Statement

Statement on Northern Ireland, March 18, 2002

Topic
Year Published
  • 2013
Language
  • English

Bernard Cardinal Law
Archbishop of Boston
Chairman, Committee on International Policy
United States Conference of Catholic Bishops 

Solemnity of Saint Patrick
Celebrated in Boston on March 18, 2002 

This is, perhaps, the most hope-filled Saint Patrick's Day in several years. Much progress has been made in implementing the Good Friday Agreement and replacing a politics of crisis with a politics of normalization. The Northern Ireland government is functioning with a relative degree of stability, police reforms are being implemented, the guns have largely been silenced, the IRA has taken an important step in decommissioning, and people are living their lives with a greater sense of hope for a future free of conflict and sectarian strife. Northern Ireland is a far better, safer and more peaceful place this Saint Patrick's Day. 

It is not a time for complacency, however, because much still needs to be done to build a Northern Ireland in which all people feel at home, respected in their traditions and legitimate aspirations. Some aspects of the Good Friday Agreement remain to be fully implemented. The new police service must continue to build broad public confidence and must include the support and participation of all. Further acts of decommissioning by all paramilitary organizations are necessary and would contribute immensely to confidence-building on all sides.  

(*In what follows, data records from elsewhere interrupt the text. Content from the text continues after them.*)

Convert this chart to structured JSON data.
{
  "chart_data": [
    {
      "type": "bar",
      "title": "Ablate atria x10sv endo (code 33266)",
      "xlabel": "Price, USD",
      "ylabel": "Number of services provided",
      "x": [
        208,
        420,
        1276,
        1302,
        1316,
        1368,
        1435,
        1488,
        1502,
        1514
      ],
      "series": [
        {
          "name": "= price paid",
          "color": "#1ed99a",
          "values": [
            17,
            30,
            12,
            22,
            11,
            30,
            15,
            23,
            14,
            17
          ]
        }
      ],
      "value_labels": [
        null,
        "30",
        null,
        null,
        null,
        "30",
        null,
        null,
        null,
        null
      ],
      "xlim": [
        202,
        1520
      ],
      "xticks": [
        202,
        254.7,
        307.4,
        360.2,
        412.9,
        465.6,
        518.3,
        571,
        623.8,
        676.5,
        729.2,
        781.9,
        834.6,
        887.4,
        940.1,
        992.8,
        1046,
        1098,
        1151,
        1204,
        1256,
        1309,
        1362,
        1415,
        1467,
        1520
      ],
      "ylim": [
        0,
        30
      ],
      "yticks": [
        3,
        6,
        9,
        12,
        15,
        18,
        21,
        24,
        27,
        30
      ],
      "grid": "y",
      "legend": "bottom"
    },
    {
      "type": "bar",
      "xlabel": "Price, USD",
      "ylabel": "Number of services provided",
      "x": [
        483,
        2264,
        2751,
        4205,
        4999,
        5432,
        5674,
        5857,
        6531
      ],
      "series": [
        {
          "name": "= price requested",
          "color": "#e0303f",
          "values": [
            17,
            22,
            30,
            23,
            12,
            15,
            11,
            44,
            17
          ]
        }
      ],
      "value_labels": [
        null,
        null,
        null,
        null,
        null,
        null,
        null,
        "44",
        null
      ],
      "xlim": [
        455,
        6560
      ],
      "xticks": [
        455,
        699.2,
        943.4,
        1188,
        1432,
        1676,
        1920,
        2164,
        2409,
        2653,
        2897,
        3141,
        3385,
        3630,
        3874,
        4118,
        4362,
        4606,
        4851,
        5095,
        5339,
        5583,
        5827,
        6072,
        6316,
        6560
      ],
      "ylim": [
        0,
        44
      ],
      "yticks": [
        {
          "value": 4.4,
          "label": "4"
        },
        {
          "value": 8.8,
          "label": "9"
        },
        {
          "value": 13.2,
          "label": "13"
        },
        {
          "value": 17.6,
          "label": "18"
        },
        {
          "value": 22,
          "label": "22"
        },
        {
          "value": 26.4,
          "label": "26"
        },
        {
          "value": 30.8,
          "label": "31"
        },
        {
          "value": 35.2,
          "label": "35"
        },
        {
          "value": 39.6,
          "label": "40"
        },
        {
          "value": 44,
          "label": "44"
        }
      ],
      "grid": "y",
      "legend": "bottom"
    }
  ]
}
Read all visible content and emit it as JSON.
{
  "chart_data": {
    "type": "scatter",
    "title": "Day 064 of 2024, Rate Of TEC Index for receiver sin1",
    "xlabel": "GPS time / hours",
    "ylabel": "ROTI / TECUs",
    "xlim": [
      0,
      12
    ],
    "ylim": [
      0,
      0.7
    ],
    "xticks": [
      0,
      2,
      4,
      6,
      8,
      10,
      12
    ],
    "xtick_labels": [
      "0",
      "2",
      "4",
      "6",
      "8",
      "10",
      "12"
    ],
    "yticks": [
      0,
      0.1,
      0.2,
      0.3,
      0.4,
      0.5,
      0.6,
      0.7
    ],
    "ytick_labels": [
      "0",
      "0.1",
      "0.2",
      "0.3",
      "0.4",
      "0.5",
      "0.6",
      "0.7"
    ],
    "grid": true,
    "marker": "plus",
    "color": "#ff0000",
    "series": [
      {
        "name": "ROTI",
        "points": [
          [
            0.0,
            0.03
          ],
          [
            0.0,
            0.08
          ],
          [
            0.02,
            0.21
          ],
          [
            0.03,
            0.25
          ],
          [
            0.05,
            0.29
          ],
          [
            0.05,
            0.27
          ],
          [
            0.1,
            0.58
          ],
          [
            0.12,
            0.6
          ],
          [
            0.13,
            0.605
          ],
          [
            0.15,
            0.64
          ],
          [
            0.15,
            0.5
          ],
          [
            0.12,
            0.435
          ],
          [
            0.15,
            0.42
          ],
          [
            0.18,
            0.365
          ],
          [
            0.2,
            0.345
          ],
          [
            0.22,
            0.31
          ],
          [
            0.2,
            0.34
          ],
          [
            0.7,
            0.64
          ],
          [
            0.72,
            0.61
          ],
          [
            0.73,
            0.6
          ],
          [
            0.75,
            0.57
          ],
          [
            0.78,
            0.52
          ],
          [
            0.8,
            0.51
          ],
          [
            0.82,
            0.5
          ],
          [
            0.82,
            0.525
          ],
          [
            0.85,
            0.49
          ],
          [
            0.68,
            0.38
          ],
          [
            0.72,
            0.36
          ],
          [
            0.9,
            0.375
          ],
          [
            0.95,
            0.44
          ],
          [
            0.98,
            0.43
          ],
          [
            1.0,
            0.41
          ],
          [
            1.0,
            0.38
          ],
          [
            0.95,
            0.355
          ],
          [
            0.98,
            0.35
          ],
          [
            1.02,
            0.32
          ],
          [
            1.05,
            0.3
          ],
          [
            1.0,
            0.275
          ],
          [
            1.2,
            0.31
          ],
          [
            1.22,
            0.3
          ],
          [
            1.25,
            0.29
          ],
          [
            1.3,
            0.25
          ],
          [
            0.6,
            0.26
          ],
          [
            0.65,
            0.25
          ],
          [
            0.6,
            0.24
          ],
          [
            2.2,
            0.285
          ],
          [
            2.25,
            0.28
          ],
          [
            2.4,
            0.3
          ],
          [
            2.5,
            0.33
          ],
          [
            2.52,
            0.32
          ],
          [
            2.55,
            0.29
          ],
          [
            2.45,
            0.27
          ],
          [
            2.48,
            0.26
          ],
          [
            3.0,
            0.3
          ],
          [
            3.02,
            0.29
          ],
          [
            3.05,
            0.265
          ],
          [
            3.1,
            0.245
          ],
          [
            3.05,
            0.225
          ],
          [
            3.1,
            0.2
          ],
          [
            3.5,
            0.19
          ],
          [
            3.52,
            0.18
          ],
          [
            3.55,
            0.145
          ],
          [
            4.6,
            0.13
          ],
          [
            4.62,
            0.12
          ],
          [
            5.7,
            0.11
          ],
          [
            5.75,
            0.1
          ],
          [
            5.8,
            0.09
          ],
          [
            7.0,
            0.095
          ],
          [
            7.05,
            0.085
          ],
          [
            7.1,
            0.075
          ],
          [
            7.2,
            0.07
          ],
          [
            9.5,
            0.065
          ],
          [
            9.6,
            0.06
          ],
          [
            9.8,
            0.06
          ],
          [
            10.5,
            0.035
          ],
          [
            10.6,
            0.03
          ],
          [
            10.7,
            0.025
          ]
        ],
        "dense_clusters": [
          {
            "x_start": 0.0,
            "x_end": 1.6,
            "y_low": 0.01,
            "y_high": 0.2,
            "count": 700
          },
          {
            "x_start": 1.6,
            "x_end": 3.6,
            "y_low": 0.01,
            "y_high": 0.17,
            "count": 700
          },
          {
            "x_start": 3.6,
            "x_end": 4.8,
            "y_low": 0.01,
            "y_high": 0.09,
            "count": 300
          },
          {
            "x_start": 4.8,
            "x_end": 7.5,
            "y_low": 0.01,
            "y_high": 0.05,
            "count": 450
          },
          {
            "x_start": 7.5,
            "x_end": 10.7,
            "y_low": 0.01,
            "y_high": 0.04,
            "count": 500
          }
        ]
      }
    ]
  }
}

As important as these and other steps are in cementing a just peace in Northern Ireland, much deeper changes are needed if a politics of exclusion is to be replaced by a politics of inclusion, and if a history of division is to be replaced by a coming together in mutual respect. While the peace process has moved forward, a deep-seated sectarianism remains, as evidenced by the sectarian strife in North Belfast, the annual confrontations during the marching season, and the increasing segregation in many areas of life. Archbishop Sean Brady, the successor of Saint Patrick and the Primate of all Ireland, points out that overcoming this sectarianism calls for embarking on a difficult, long-term process of healing and reconciliation. He said in a homily on January first of this year at Saint Patrick's Cathedral in Armagh:

In the search for peace the emphasis has always been on justice. However, concerns for a reconciled community are important.... Reconciliation is a task of building a new relationship with the estranged party, a relationship of understanding the hurt and the pain and the grievances. On this Saint Patrick's Day, it is appropriate for us as U.S. citizens, especially as Irish Americans, to renew our solidarity with all those who, like Archbishop Brady, are calling for replacing mutual suspicion, fear and hatred with mutual trust, respect and reconciliation. Support must be denied to those fringe groups committed to violence and division and opposed to reconciliation between the two communities. It is important that we stand with all those who choose dialogue over violence, progress over prejudice, peace over polarization. 

This feast of Saint Patrick calls to mind the many blessings with which God has graced Ireland, especially the blessing of real progress towards peace in Northern Ireland. It also affords us the opportunity to thank God for the gift that faith-filled immigrants from Ireland have brought to this Archdiocese, this Commonwealth, and this nation. May we recommit ourselves to use the historic bonds which link us to Ireland in support of the justice, peace and reconciliation for which so many in Northern Ireland have struggled, and which now seem within their grasp.